In the closing weeks of 2010, the government got a vote of confidence from two quite different sources that its policies are on the right track. First, the Office of Budget Responsibility endorsed the view that its deficit-reduction policy should have the desired fiscal effect without derailing growth. Second, chaos in the eurozone confirmed that Gordon Brown’s decision to keep the UK out of the single currency was the right one and that George Osborne’s plan to act early and decisively on the UK’s budget deficit was also correct.
Although not of our making, the fallout from the crisis affecting a number of eurozone countries will not leave the UK unscathed. The countries in the firing line last year were Greece and the Republic of Ireland: Portugal, Spain and even Italy are possible candidates for bailout activity in 2011. Each country’s problems involve a slightly different combination of large deficits, big debts, bad banks and poor growth prospects, but the net result is the same. A loss of confidence in a country’s finances creates market uncertainty, which pushes up the costs of borrowing and makes the debt servicing issue even more acute. For Greece and Ireland, that concluded with other countries stepping in to help the national governments.
The key word is contagion: the fear that markets will move from country to country until the resources to help the ailing states are exhausted. Greece and Ireland were manageable, as would be Portugal. But the collapse of Spain, twice as large as the other three combined, could threaten the viability of the eurozone. All the vulnerable countries are in the single currency area, but it is not the currency itself that has caused the problems. It was, for example, the Irish government’s decision to guarantee 100 percent of bank deposits – effectively ‘nationalising’ the debts of the banks – which brought on its crisis.
But the flawed structure of the eurozone sets a timebomb that has been ticking away since 1999. Although member states surrendered control of their monetary policy (interest rates) on adopting the single currency, they retained control of fiscal policy, subject to the constraint that a deficit cannot exceed three percent of GDP. Evidently, this condition has been weakly enforced even for the major countries, and has been almost ignored by some of the smaller members. To give up fiscal policy implies a degree of economic integration and loss of sovereignty most countries would find unacceptable, but without it, a currency union will only be as effective as its least fiscally rigorous and most profligate member.

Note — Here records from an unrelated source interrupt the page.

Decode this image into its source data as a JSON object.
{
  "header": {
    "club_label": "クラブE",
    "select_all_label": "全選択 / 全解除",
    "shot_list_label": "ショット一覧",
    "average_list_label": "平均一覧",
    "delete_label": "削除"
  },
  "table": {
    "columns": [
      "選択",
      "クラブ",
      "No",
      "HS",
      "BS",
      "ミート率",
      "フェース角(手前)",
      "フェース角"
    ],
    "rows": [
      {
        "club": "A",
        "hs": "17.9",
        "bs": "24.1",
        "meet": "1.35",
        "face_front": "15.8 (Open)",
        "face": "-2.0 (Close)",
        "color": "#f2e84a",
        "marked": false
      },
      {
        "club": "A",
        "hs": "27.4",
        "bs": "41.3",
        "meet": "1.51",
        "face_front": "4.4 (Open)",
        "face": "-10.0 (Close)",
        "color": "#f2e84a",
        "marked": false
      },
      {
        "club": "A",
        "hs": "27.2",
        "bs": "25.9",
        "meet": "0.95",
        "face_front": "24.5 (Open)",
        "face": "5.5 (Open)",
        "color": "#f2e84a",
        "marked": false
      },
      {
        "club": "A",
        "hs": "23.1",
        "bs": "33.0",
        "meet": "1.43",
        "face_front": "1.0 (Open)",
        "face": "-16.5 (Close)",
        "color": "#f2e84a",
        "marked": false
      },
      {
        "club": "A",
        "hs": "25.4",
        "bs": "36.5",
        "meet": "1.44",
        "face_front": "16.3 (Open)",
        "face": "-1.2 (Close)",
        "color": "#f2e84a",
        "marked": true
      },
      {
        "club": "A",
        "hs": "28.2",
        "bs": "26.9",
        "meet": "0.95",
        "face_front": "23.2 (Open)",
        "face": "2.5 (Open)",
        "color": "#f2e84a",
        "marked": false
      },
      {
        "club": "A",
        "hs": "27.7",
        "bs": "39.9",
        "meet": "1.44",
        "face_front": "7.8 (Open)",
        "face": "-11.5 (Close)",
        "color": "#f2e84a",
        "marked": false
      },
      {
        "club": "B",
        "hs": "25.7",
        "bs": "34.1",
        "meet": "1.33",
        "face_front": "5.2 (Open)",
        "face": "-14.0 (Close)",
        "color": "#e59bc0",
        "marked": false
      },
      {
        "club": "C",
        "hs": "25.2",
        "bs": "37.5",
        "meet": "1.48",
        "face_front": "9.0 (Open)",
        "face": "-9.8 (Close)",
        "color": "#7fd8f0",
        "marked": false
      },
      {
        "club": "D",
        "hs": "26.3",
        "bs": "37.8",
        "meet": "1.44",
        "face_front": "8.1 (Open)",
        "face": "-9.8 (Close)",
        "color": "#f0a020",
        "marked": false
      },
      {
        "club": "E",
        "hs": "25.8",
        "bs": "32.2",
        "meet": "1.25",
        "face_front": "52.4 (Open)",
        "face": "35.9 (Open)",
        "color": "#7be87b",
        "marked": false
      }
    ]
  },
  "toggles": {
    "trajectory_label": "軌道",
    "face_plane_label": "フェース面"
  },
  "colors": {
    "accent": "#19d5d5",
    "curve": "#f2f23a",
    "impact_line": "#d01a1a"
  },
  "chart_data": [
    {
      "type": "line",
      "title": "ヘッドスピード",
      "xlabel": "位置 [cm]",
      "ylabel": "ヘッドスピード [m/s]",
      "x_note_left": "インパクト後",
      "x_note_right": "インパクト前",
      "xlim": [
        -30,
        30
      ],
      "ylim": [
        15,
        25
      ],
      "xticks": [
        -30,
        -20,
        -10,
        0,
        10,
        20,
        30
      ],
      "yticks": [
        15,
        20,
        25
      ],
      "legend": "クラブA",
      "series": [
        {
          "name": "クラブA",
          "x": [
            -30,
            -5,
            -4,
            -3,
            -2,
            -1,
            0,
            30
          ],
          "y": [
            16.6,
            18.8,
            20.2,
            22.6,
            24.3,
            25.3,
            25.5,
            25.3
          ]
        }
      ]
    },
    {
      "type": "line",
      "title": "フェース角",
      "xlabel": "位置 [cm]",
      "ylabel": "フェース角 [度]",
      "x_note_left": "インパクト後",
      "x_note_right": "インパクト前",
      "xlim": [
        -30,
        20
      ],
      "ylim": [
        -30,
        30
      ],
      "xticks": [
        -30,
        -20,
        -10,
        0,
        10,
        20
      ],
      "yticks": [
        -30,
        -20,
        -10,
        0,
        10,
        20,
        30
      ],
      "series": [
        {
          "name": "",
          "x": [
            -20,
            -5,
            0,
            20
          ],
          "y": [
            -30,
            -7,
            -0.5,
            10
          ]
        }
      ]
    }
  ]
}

The day of reckoning has arrived. Debt has become so expensive in some countries it threatens economic stability, and perhaps the social fabric and democratic process as well. Neither devaluation to restore competitiveness nor default on the debt is an option for the threatened eurozone governments. So, since there is no mechanism for expelling recalcitrant members of the union, some collective action is needed by the other members. The terms of the ‘rescues’ so far are not especially generous and will put a strain on growth prospects, employment and living standards in the recipient countries – but until such time as Germany can enforce more stringent fiscal discipline on the other members, that is all that is available.
Although a semi-detached member, all this matters to the UK. For a country that needs to export its way to growth and rebalance its economy, the fact that our combined sales to the fast-growing markets of Brazil, Russia, India and China amount to less than our exports to the Republic of Ireland is a chastening thought. Some 55 percent of British exports are to the European Union: we need a strong Europe if we are to make the most of our competitive exchange rate. George Osborne’s contribution to the Irish bailout makes economic sense from the UK’s perspective and his decision to act on the budget deficit sooner rather than later also looks to be the right one.